250 of DeMarco's patients organized a patient advocacy group called S.O.S. (Save Our Shots) and filed suit to restore his license and regain their access to procaine. "He and his patients credit the drug with cures for gangrene, heart ailments, circulatory problems and other conditions through regeneration of cells." Unswayed by the patients' pleadings, the regulators denied the motion and all subsequent legal attempts.[10]
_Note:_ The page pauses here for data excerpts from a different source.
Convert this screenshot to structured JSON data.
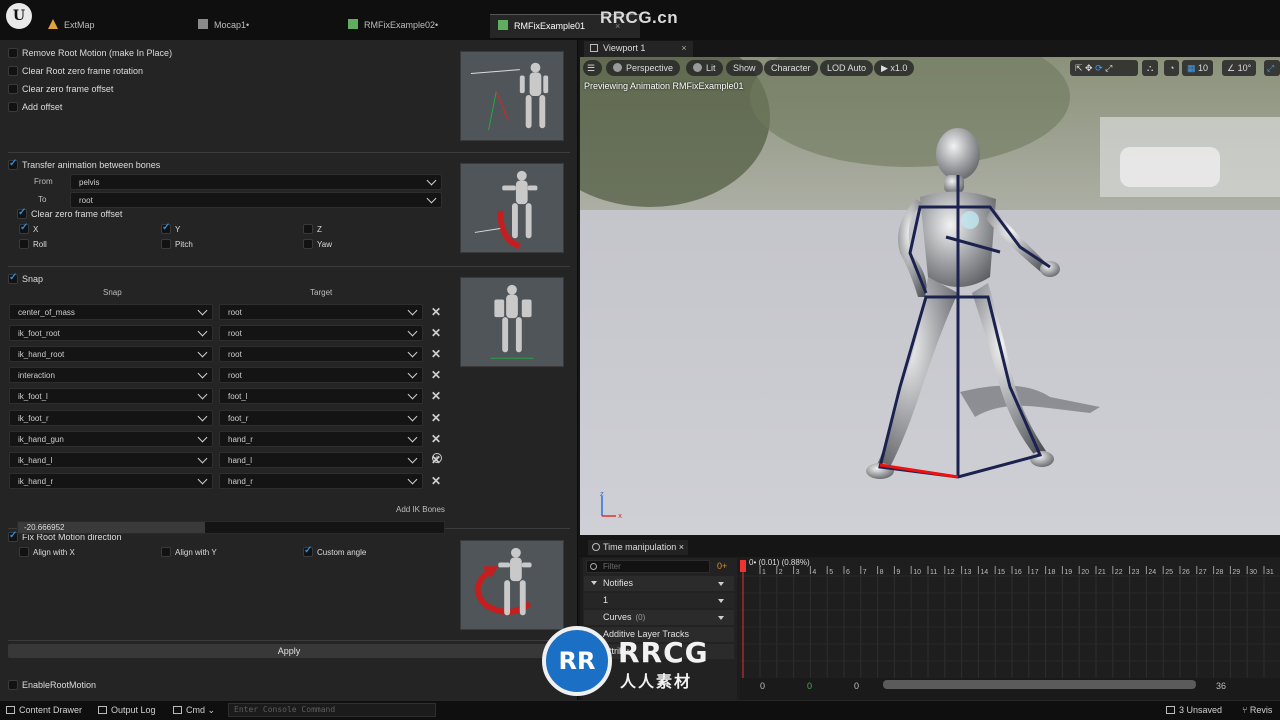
{
  "tabs": [
    {
      "label": "ExtMap",
      "color": "#e0a23a"
    },
    {
      "label": "Mocap1•",
      "color": "#8a8a8a"
    },
    {
      "label": "RMFixExample02•",
      "color": "#5fae5f"
    },
    {
      "label": "RMFixExample01",
      "color": "#5fae5f",
      "close": "×"
    }
  ],
  "watermark_top": "RRCG.cn",
  "left": {
    "section1": [
      {
        "label": "Remove Root Motion (make In Place)",
        "checked": false
      },
      {
        "label": "Clear Root zero frame rotation",
        "checked": false
      },
      {
        "label": "Clear zero frame offset",
        "checked": false
      },
      {
        "label": "Add offset",
        "checked": false
      }
    ],
    "transfer": {
      "label": "Transfer animation between bones",
      "checked": true,
      "from_label": "From",
      "from_value": "pelvis",
      "to_label": "To",
      "to_value": "root",
      "clear_offset": "Clear zero frame offset",
      "axes": [
        {
          "label": "X",
          "checked": true
        },
        {
          "label": "Y",
          "checked": true
        },
        {
          "label": "Z",
          "checked": false
        },
        {
          "label": "Roll",
          "checked": false
        },
        {
          "label": "Pitch",
          "checked": false
        },
        {
          "label": "Yaw",
          "checked": false
        }
      ]
    },
    "snap": {
      "label": "Snap",
      "checked": true,
      "col_snap": "Snap",
      "col_target": "Target",
      "rows": [
        {
          "snap": "center_of_mass",
          "target": "root"
        },
        {
          "snap": "ik_foot_root",
          "target": "root"
        },
        {
          "snap": "ik_hand_root",
          "target": "root"
        },
        {
          "snap": "interaction",
          "target": "root"
        },
        {
          "snap": "ik_foot_l",
          "target": "foot_l"
        },
        {
          "snap": "ik_foot_r",
          "target": "foot_r"
        },
        {
          "snap": "ik_hand_gun",
          "target": "hand_r"
        },
        {
          "snap": "ik_hand_l",
          "target": "hand_l"
        },
        {
          "snap": "ik_hand_r",
          "target": "hand_r"
        }
      ],
      "add_label": "Add IK Bones",
      "remove_glyph": "✕",
      "add_glyph": "+"
    },
    "fix": {
      "label": "Fix Root Motion direction",
      "checked": true,
      "align_x": "Align with X",
      "align_y": "Align with Y",
      "custom": "Custom angle",
      "angle": "-20.666952",
      "angle_fill": 0.44
    },
    "apply": "Apply",
    "enable_root": "EnableRootMotion"
  },
  "viewport": {
    "tab": "Viewport 1",
    "tab_close": "×",
    "perspective": "Perspective",
    "lit": "Lit",
    "show": "Show",
    "character": "Character",
    "lod": "LOD Auto",
    "speed": "x1.0",
    "grid": "10",
    "angle": "10°",
    "preview": "Previewing Animation RMFixExample01"
  },
  "timeline": {
    "tab": "Time manipulation",
    "tab_close": "×",
    "filter_placeholder": "Filter",
    "add": "0+",
    "notifies": "Notifies",
    "track1": "1",
    "curves": "Curves",
    "curves_count": "(0)",
    "additive": "Additive Layer Tracks",
    "attributes": "Attribu",
    "frame_label": "0• (0.01) (0.88%)",
    "ticks": [
      "1",
      "2",
      "3",
      "4",
      "5",
      "6",
      "7",
      "8",
      "9",
      "10",
      "11",
      "12",
      "13",
      "14",
      "15",
      "16",
      "17",
      "18",
      "19",
      "20",
      "21",
      "22",
      "23",
      "24",
      "25",
      "26",
      "27",
      "28",
      "29",
      "30",
      "31"
    ],
    "bottom_values": [
      "0",
      "0",
      "0",
      "36"
    ]
  },
  "statusbar": {
    "content_drawer": "Content Drawer",
    "output_log": "Output Log",
    "cmd": "Cmd",
    "console_placeholder": "Enter Console Command",
    "unsaved": "3 Unsaved",
    "revision": "Revis"
  },
  "watermark": {
    "badge": "RR",
    "text": "RRCG",
    "sub": "人人素材"
  },
  "colors": {
    "accent": "#2f8bd8",
    "panel": "#242424",
    "red_arrow": "#d42020"
  }
}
DeMarco's regenerative medicine theory was that procaine enables protein de novo synthesis by acting on cellular DNA activity causing epigenetic changes.[11] Equal to salamanders, starfish and similar life-forms, human regeneration would be possible by selective DNA gene expression.[12] His evidence was his human gangrene case study photographs. Although he had made hundreds of animal heart, liver and skin studies, he would always display his patients' results as validation, believing that, "Theory is good, but in the end you have to produce patient results in a clinical setting." He used time-lapse photography to demonstrate coordinated and accelerated healing while using his procaine-PVP formula. In the photo studies, certain wound healing processes appear visibly delayed while others look to be selectively accelerated in contrast to untreated wounds. Procaine's ability to retard certain wound healing processes has been well researched.[13] He hypothesized that these processes were DNA controlled with procaine interaction. DeMarco believed his chemically induced partial limb regeneration, scar tissue repression and coordinated tissue repair was a significant step forward in human regenerative medicine.[14]
DeMarco’s animal studies showed a healing phenomenon he termed "coordinated healing". Observing that animal wounds would heal differently when treated with his formula, he tried to explain his observations: after excising a square inch of skin from a rabbit’s shaved back, he would allow it to heal normally while documenting its progress with time-lapse photography. DeMarco then performed the same experiment while treating the rabbit with his formula. He observed that the untreated wound healed haphazardly; closing in a non-circular pattern with uneven levels and with infiltrating hair growth before wound closure. In contrast, the treated rabbit shows healing in a smooth circular pattern with even levels and only after wound closure would the hair begin to regrow.DeMarco also observed this coordinated healing in humans with his gangrene patients. Despite being diabetic, the treated wound would heal correctly with minimal scar tissue. Even the toe’s print pattern would return. Hair growth and scar tissue were suppressed while select de novo protein synthesis appeared to accelerate. He deduced that this coordinated healing pattern was a result of procaine-DNA interaction since procaine has been documented to influence DNA synthesis in simpler life forms (DNA activation in sea urchin eggs)[12] as well as humans (restores silenced gene expression).[11]